It is important that all persons engaged in delivering invasive upper extremity therapy to patients have a competent understanding and discipline in their approach to these interventions. One convenient way to think of this process is by adhering to the ” Five A’s” each time that an upper extremity intervention is planned. The “Five A’s” are as follows:

ASSESS whether or not invasive intervention is truly necessary and whether the patient has any contradictions to such interventions and that the site, time, medication or intervention, dose and patient are all appropriate  for the planned intervention.  This is a good time to also assess by asking  the Five Rights if the intervention involves  a drug or medication or infusion or a modified version of the Five Rights if the intervention is an IV or PICC line:.  The modified Five Rights can be thought of as follows:

  • Right person,
  • Right time
  • Right place
  • Right intervention
  • Right patient education and expectations of and signed and agreed to consent to the intervention.

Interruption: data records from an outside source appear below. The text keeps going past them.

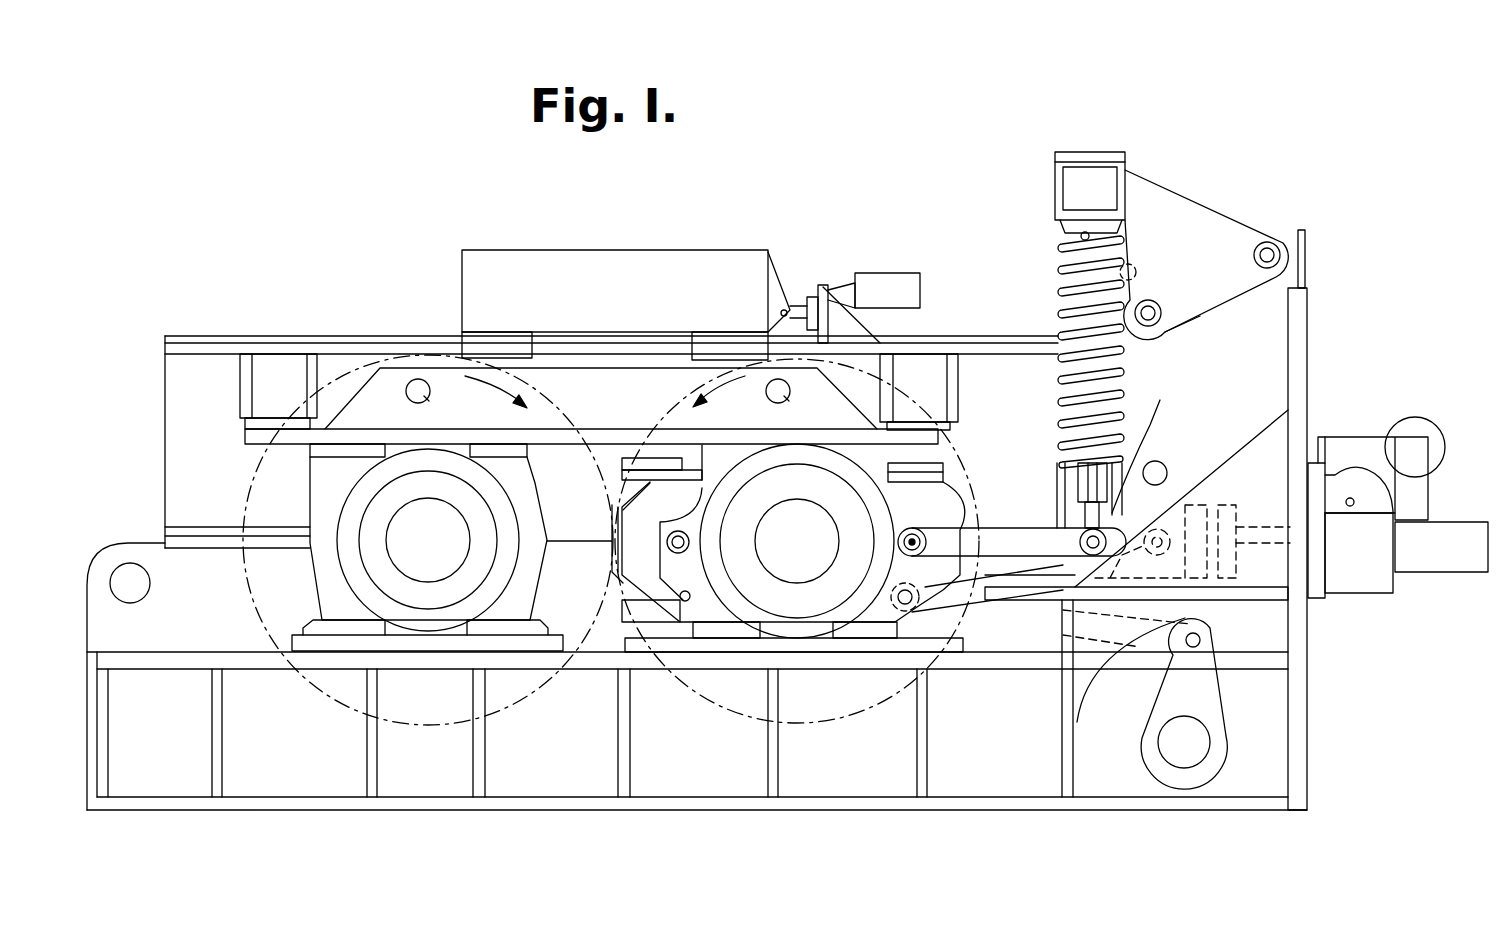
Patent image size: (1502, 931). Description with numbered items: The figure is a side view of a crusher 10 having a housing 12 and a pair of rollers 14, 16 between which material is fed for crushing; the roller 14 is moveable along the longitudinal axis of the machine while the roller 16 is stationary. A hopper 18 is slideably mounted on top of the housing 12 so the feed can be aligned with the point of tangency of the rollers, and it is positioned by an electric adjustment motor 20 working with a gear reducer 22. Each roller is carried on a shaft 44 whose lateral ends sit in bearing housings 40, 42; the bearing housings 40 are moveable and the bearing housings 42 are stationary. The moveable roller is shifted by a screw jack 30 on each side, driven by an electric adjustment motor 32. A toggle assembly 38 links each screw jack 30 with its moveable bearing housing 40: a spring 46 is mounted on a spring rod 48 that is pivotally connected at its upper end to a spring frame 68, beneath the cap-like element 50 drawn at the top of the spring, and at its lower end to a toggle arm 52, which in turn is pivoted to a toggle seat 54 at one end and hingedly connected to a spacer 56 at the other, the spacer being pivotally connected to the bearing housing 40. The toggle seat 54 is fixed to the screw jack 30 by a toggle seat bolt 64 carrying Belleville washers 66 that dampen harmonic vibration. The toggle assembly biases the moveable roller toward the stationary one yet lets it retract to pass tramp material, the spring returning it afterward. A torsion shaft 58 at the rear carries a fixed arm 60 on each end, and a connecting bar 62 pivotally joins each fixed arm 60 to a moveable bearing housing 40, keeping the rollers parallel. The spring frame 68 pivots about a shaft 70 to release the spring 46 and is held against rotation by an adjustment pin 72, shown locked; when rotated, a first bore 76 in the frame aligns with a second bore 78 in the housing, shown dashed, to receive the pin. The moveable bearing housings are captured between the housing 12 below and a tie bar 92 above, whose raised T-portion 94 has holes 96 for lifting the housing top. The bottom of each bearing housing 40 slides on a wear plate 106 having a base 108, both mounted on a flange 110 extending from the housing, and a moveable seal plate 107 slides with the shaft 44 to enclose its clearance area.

The crusher 10 is at (410, 300).
The housing 12 is at (165, 345).
The roller 14 is at (955, 440).
The roller 16 is at (262, 602).
The hopper 18 is at (705, 260).
The electric adjustment motor 20 is at (895, 275).
The gear reducer 22 is at (835, 283).
The screw jack 30 is at (1383, 583).
The electric adjustment motor 32 is at (1418, 428).
The toggle assembly 38 is at (1040, 243).
The bearing housing 40 is at (730, 600).
The bearing housing 42 is at (500, 500).
The shaft 44 is at (450, 546).
The spring 46 is at (1058, 312).
The spring rod 48 is at (1140, 445).
The spring cap 50 is at (1110, 157).
The toggle arm 52 is at (1058, 538).
The toggle seat 54 is at (1198, 500).
The spacer 56 is at (935, 528).
The torsion shaft 58 is at (1160, 745).
The fixed arm 60 is at (1195, 700).
The connecting bar 62 is at (1008, 617).
The toggle seat bolt 64 is at (1300, 543).
The Belleville washers 66 is at (1215, 510).
The spring frame 68 is at (1160, 190).
The shaft 70 is at (1268, 242).
The adjustment pin 72 is at (1158, 322).
The first bore 76 is at (1160, 305).
The second bore 78 is at (1135, 265).
The tie bar 92 is at (262, 440).
The raised T-portion 94 is at (623, 387).
The holes 96 is at (428, 398).
The wear plate 106 is at (817, 640).
The moveable seal plate 107 is at (640, 592).
The base 108 is at (790, 650).
The flange 110 is at (747, 663).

ASK  patients where they prefer to have access or invasive interventions attempted AND if the patient has any area where interventions should not be attempted or where they have experienced problems in the past.

AFFIRM that the underlying anatomy and patients condition and the surrounding environment will support the delivery of such intervention and that the person attempting the intervention has all the necessary tools, skills and safety systems in place to assure success.

ATTEMPT only once with a repeat intervention  mandatory time out if the first attempt is not successful. Following a failed attempt, the following should occur:

ASSURE that following the intervention that the intervention went as planned and report and study as a system when it did not. Monitor the site of the intervention to assure that no complications occur.

Adherence to the “Five A’s” each time ann intervention is planned involving an arm, coupled with the use of checklists and other tools assures that care is delivered in a safe and effective manner consistent with the tenant of minimizing potential harm to the patient and assuring maximal opportunity for a successful and complication free intervention.